Generally, Reinforcement Learning (RL) agent updates its policy by
repetitively interacting with the environment, contingent on the received
rewards to observed states and undertaken actions. However, the environmental
disturbance, commonly leading to noisy observations (e.g., rewards and states),
could significantly shape the performance of agent. Furthermore, the learning
performance of Multi-Agent Reinforcement Learning (MARL) is more susceptible to
noise due to the interference among intelligent agents. Therefore, it becomes
imperative to revolutionize the design of MARL, so as to capably ameliorate the
annoying impact of noisy rewards. In this paper, we propose a novel
decomposition-based multi-agent distributional RL method by approximating the
globally shared noisy reward by a Gaussian mixture model (GMM) and decomposing
it into the combination of individual distributional local rewards, with which
each agent can be updated locally through distributional RL. Moreover, a
diffusion model (DM) is leveraged for reward generation in order to mitigate
the issue of costly interaction expenditure for learning distributions.

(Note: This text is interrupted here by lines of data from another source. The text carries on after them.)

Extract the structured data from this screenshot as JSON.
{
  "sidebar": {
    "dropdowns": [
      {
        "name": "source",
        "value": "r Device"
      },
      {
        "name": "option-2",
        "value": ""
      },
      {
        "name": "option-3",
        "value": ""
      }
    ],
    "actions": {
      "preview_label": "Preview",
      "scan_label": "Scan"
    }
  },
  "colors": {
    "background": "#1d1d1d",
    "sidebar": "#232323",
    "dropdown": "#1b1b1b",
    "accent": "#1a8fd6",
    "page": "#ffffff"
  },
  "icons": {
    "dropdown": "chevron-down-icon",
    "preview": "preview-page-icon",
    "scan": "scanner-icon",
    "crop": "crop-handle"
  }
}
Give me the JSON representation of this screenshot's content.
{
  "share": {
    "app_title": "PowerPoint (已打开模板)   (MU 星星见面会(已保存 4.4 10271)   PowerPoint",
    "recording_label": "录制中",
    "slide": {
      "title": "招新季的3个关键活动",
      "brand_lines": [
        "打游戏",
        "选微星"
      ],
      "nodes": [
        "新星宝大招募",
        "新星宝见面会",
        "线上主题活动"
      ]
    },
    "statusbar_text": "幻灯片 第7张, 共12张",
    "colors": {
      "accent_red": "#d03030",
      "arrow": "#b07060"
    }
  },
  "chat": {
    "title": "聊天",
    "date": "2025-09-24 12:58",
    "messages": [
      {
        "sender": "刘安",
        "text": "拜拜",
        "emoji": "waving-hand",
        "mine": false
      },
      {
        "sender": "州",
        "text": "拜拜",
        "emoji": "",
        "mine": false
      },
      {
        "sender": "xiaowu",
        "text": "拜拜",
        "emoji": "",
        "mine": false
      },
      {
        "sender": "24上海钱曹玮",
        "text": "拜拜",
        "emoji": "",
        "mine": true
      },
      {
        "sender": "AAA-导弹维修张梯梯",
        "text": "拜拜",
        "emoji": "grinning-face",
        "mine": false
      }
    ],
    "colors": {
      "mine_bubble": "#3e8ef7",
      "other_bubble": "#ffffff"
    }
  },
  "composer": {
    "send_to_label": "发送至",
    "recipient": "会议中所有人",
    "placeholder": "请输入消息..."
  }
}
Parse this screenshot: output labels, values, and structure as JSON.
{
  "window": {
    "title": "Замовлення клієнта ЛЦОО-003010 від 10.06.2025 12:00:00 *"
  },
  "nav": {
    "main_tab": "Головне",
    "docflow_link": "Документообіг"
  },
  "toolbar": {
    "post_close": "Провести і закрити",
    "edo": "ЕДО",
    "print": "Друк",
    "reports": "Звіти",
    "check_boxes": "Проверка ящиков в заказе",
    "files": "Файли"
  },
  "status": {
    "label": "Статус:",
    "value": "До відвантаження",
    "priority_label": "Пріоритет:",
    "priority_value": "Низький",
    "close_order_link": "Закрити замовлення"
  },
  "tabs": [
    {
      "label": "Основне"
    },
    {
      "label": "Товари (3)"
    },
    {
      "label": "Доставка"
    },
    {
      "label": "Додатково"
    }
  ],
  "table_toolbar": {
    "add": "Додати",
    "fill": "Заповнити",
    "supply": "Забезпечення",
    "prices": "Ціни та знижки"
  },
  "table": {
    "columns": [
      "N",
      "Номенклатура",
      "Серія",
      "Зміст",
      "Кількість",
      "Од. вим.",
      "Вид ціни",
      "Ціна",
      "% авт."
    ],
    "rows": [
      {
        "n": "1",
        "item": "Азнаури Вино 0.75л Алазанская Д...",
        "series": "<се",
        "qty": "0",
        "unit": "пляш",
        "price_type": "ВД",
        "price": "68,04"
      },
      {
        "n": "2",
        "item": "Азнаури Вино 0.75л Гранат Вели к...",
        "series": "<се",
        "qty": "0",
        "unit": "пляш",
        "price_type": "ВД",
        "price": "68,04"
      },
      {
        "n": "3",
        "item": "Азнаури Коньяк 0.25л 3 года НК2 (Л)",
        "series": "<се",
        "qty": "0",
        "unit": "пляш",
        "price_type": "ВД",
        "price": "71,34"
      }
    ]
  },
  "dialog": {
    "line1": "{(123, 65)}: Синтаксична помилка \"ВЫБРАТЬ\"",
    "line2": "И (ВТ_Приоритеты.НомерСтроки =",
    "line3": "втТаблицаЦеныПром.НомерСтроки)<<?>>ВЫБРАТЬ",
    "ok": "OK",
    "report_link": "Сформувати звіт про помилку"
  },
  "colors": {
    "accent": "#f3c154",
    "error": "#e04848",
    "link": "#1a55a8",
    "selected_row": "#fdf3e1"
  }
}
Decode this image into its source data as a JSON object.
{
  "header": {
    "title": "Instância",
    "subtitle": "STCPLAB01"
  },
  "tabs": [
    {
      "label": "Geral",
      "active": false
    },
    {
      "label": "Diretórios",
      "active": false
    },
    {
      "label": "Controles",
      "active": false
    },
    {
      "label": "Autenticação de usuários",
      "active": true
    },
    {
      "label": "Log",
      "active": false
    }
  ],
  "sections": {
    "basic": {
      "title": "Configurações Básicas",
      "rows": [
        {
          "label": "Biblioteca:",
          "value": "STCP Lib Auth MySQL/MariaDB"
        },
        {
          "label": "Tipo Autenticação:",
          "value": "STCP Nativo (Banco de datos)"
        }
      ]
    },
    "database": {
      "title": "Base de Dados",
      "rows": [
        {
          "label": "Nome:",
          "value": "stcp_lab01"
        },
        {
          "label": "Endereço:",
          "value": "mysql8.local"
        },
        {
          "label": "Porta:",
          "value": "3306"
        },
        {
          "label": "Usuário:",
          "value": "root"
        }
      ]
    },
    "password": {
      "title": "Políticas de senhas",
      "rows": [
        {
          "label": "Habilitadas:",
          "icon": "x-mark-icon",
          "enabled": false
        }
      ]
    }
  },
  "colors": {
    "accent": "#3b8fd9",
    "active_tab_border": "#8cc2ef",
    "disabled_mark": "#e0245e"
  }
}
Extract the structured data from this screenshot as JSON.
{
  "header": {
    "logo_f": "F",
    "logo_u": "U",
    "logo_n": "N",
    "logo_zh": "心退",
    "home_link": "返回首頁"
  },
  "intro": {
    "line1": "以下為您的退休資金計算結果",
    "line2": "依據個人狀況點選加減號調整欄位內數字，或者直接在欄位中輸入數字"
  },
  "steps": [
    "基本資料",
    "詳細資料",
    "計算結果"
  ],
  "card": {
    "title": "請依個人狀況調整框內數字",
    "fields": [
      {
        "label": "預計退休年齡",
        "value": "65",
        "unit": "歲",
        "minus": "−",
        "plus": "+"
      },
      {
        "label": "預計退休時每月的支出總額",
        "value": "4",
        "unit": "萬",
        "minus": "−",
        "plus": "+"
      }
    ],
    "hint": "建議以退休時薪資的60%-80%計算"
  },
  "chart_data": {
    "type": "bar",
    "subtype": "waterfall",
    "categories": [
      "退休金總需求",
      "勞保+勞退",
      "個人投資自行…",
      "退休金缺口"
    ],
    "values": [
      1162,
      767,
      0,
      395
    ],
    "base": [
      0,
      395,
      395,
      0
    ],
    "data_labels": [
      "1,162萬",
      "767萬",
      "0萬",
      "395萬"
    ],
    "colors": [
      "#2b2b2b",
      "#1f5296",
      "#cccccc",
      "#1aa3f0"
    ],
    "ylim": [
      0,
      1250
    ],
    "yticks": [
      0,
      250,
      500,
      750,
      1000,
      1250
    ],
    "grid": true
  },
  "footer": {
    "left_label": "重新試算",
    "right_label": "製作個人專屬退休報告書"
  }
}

Furthermore, the optimality of the distribution decomposition is theoretically
validated, while the design of loss function is carefully calibrated to avoid
the decomposition ambiguity. We also verify the effectiveness of the proposed
method through extensive simulation experiments with noisy rewards. Besides,
different risk-sensitive policies are evaluated in order to demonstrate the
superiority of distributional RL in different MARL tasks.

该论文提出了一种基于分解的多智能体分布式强化学习方法，通过将全局共享的嘈杂奖励近似为高斯混合模型并将其分解为各自分布式本地奖励的组合，从而使每个智能体能够通过分布式强化学习进行局部更新。